Вдруг он увидел, что за столом сидел Он – военврач, который лечил раненого Павлюшина в госпитале.
–Ну здравствуй, Северьян – сказал врач, чей голос отдавал каким-то непонятным эхом.
-Здравствуйте, Валерий Михайлович…
-Как поживаешь?
-Голова частенько болит. Оля отравить хочет. Врага, который мне газ в ведро слить должен был, я сегодня убил.
-Все правильно сделал. Враги они такие, коварные.
-Вы правда так считаете?
-Конечно, Северьянушка, конечно.
-А где вы были столько лет?
-Я… у других пациентов. Настало время и тебя уму-разуму научить.
-А я разве ему не научен? Девять классов я закончил, если что!

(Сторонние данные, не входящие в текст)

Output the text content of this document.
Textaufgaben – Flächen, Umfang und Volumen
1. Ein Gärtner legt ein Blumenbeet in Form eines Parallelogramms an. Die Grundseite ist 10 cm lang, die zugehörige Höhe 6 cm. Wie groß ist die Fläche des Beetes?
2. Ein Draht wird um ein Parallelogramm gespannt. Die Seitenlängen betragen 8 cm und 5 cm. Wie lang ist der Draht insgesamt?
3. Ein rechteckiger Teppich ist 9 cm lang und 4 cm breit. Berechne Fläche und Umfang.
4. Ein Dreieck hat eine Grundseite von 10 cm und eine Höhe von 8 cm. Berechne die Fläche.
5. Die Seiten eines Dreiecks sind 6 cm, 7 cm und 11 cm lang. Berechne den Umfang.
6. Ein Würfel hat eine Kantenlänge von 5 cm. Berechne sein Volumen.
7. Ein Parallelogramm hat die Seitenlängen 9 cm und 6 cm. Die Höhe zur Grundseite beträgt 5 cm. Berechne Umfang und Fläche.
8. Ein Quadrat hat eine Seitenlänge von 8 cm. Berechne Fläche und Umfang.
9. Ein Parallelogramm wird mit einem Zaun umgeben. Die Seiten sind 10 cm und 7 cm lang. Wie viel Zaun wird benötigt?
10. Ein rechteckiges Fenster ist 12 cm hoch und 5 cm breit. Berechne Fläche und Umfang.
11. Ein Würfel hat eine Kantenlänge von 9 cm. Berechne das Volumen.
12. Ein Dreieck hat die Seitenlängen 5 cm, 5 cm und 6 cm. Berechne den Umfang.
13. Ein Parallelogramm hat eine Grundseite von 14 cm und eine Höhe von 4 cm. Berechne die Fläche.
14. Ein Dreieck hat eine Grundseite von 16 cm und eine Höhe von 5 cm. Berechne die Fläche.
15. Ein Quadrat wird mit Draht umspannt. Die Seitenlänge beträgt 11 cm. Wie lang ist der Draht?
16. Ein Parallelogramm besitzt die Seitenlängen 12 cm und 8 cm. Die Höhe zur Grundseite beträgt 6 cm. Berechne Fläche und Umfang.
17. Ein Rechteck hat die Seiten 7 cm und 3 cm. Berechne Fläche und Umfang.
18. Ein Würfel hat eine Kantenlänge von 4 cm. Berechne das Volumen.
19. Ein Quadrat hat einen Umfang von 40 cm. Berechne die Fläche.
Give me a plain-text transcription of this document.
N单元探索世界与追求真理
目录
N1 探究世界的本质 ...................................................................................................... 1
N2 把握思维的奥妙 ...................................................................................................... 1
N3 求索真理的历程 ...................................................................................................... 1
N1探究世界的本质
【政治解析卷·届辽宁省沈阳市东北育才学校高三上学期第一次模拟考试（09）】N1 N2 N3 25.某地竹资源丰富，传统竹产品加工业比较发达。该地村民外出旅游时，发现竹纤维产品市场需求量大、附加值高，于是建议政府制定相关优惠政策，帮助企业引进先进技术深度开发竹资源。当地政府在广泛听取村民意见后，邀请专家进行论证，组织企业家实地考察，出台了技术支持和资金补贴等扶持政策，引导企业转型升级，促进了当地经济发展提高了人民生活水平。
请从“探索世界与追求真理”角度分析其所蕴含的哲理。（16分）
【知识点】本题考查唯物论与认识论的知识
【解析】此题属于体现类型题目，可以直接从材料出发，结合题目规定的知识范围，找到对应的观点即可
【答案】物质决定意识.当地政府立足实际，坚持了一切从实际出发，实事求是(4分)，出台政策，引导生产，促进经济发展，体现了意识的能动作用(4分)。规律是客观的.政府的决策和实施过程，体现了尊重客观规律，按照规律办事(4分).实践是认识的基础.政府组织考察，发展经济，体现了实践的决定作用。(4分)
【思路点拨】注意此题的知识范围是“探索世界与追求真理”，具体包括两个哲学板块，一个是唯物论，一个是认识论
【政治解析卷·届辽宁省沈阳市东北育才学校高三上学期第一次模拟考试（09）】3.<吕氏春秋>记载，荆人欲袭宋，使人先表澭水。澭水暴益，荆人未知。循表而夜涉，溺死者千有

-Я не про тот ум. Какое мне дело до того, что ты про буквы знаешь. Я хочу тебя убедить в том, что твоя главная задача тут – это очистить Землю.
-Это как?..
…Горенштейн стоял и курил. Протокол осмотра места происшествия был записан, показания всех трех свидетелей тоже преобразовались из скудной речи в отфильтрованную писарем кучу загогулин на желтоватой бумаге. Ветер, несмолкаемый и вечный, трепал старую бумагу, которую Горенштейн испачканными в чернилах и химическом карандаше руками, укладывал в свою коричневую сумку.